2. Het plan voorziet in een appartementencomplex met twaalf appartementen op het perceel op de hoek van de kruising van de Prinses Beatrixlaan met de Koningin Julianalaan aan de zuidoostzijde van de kern Helwijk. Met het plan wordt beoogd de herontwikkeling van het perceel mogelijk te maken waar voorheen een garagebedrijf was gevestigd.

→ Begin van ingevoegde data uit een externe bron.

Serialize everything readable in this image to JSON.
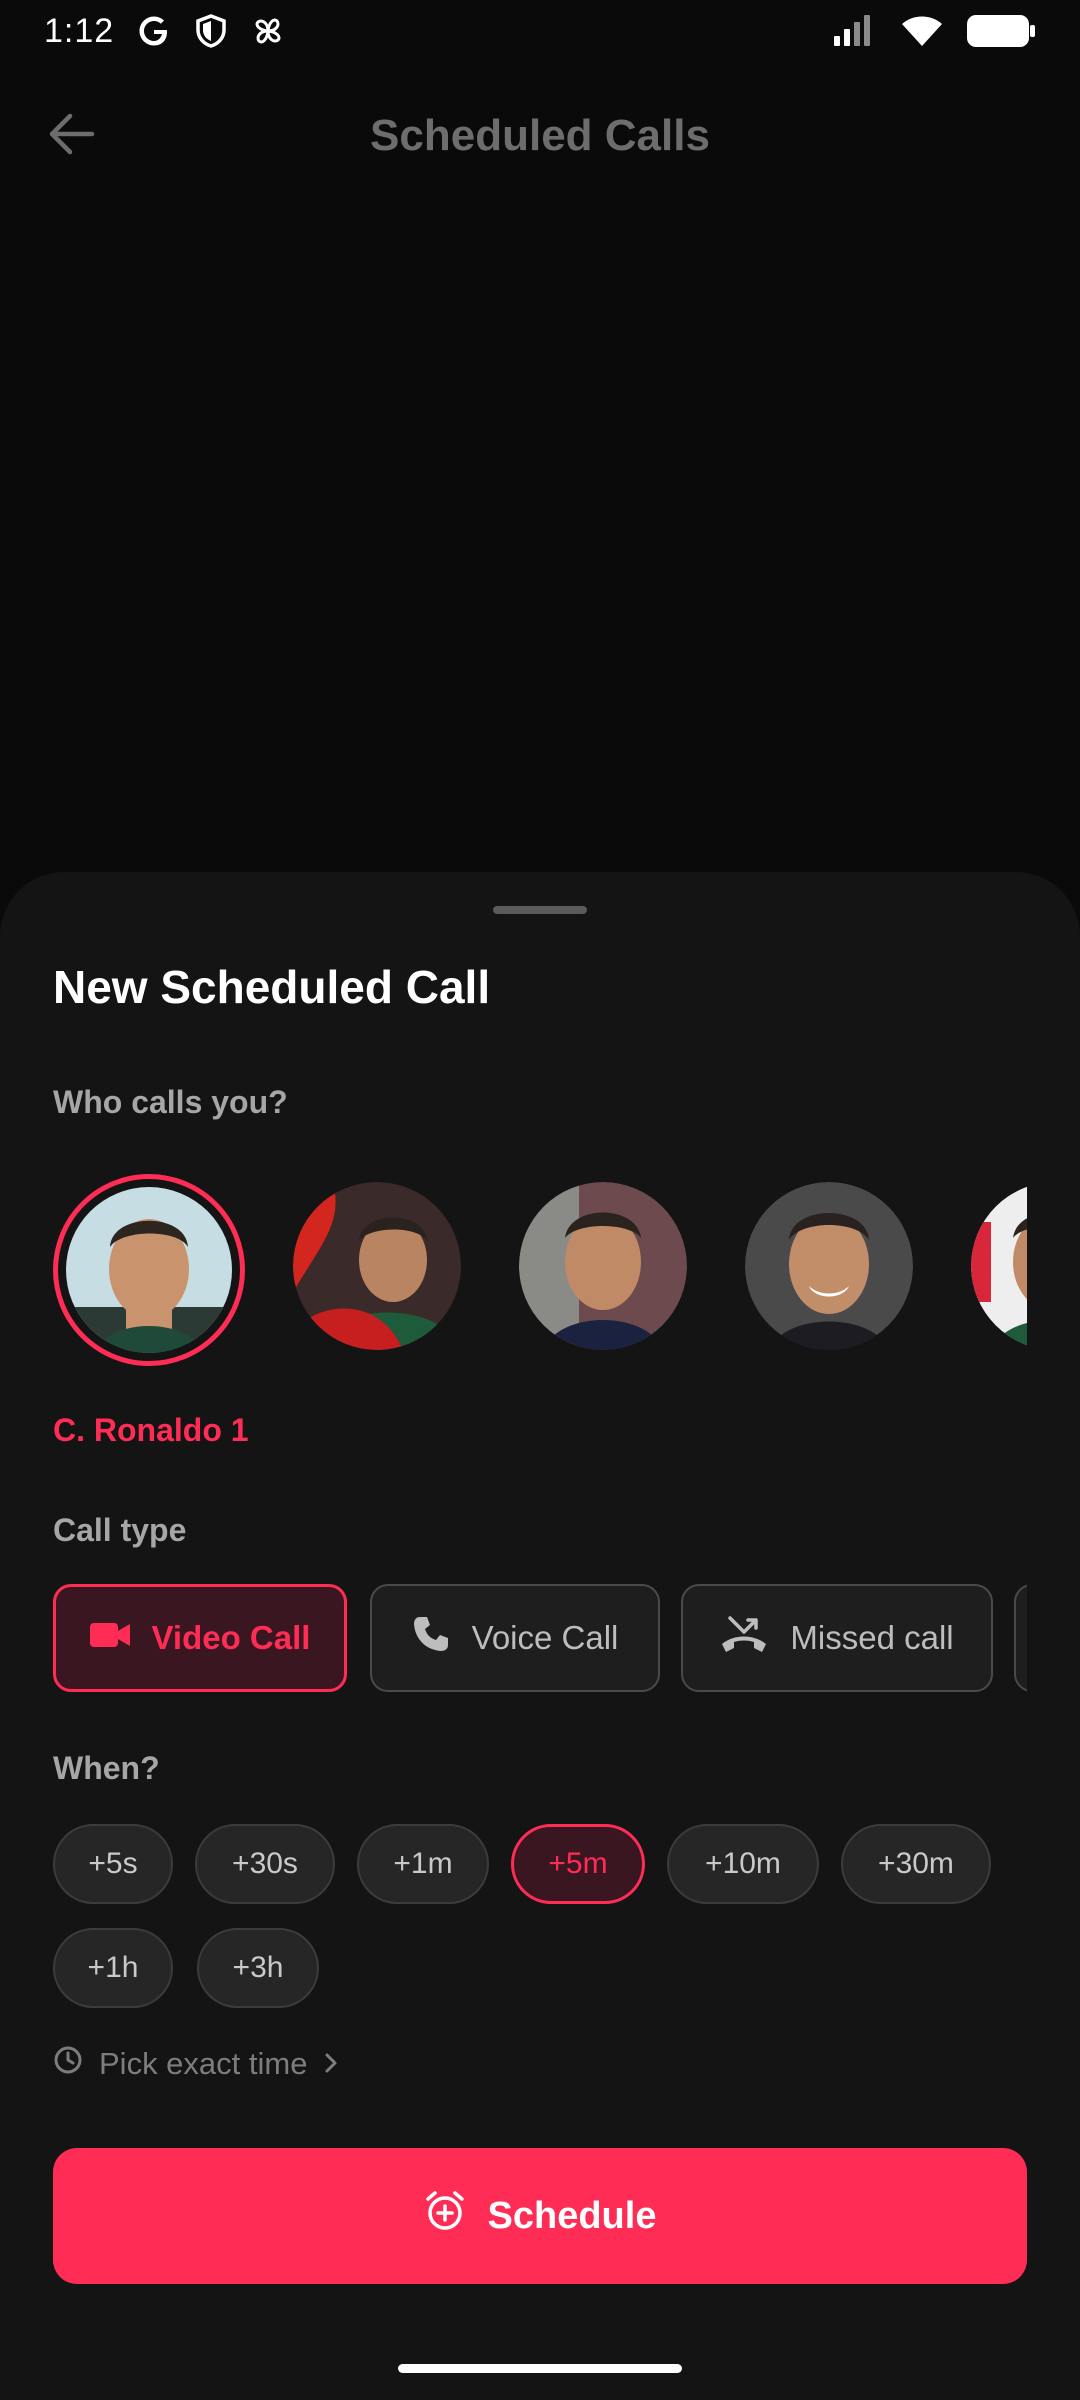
{
  "status_bar": {
    "time": "1:12",
    "left_icons": [
      "google-g-icon",
      "shield-icon",
      "pinwheel-icon"
    ],
    "right_icons": [
      "signal-icon",
      "wifi-icon",
      "battery-icon"
    ]
  },
  "app_bar": {
    "title": "Scheduled Calls",
    "back_icon": "arrow-left-icon"
  },
  "sheet": {
    "title": "New Scheduled Call",
    "who_label": "Who calls you?",
    "contacts": [
      {
        "name": "C. Ronaldo 1",
        "selected": true
      },
      {
        "selected": false
      },
      {
        "selected": false
      },
      {
        "selected": false
      },
      {
        "selected": false
      }
    ],
    "selected_contact_name": "C. Ronaldo 1",
    "call_type_label": "Call type",
    "call_types": [
      {
        "label": "Video Call",
        "icon": "video-camera-icon",
        "selected": true
      },
      {
        "label": "Voice Call",
        "icon": "phone-icon",
        "selected": false
      },
      {
        "label": "Missed call",
        "icon": "missed-call-icon",
        "selected": false
      }
    ],
    "when_label": "When?",
    "time_options": [
      {
        "label": "+5s",
        "selected": false
      },
      {
        "label": "+30s",
        "selected": false
      },
      {
        "label": "+1m",
        "selected": false
      },
      {
        "label": "+5m",
        "selected": true
      },
      {
        "label": "+10m",
        "selected": false
      },
      {
        "label": "+30m",
        "selected": false
      },
      {
        "label": "+1h",
        "selected": false
      },
      {
        "label": "+3h",
        "selected": false
      }
    ],
    "pick_exact_time": "Pick exact time",
    "schedule_label": "Schedule"
  },
  "colors": {
    "accent": "#ff2d55",
    "background": "#0a0a0a",
    "sheet": "#141414"
  }
}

3. Voor zover de raad zich op het standpunt stelt dat enkele beroepsgronden niet in de zienswijze zijn aangevoerd, zodat deze beroepsgronden buiten beschouwing dienen te worden gelaten, overweegt de Afdeling dat binnen de door de wet en de goede procesorde begrensde mogelijkheden geen rechtsregel eraan in de weg staat dat bij de beoordeling van het beroep beroepsgronden worden betrokken die na het nemen van het bestreden besluit zijn aangevoerd en niet als zodanig in de uniforme openbare voorbereidingsprocedure naar voren zijn gebracht.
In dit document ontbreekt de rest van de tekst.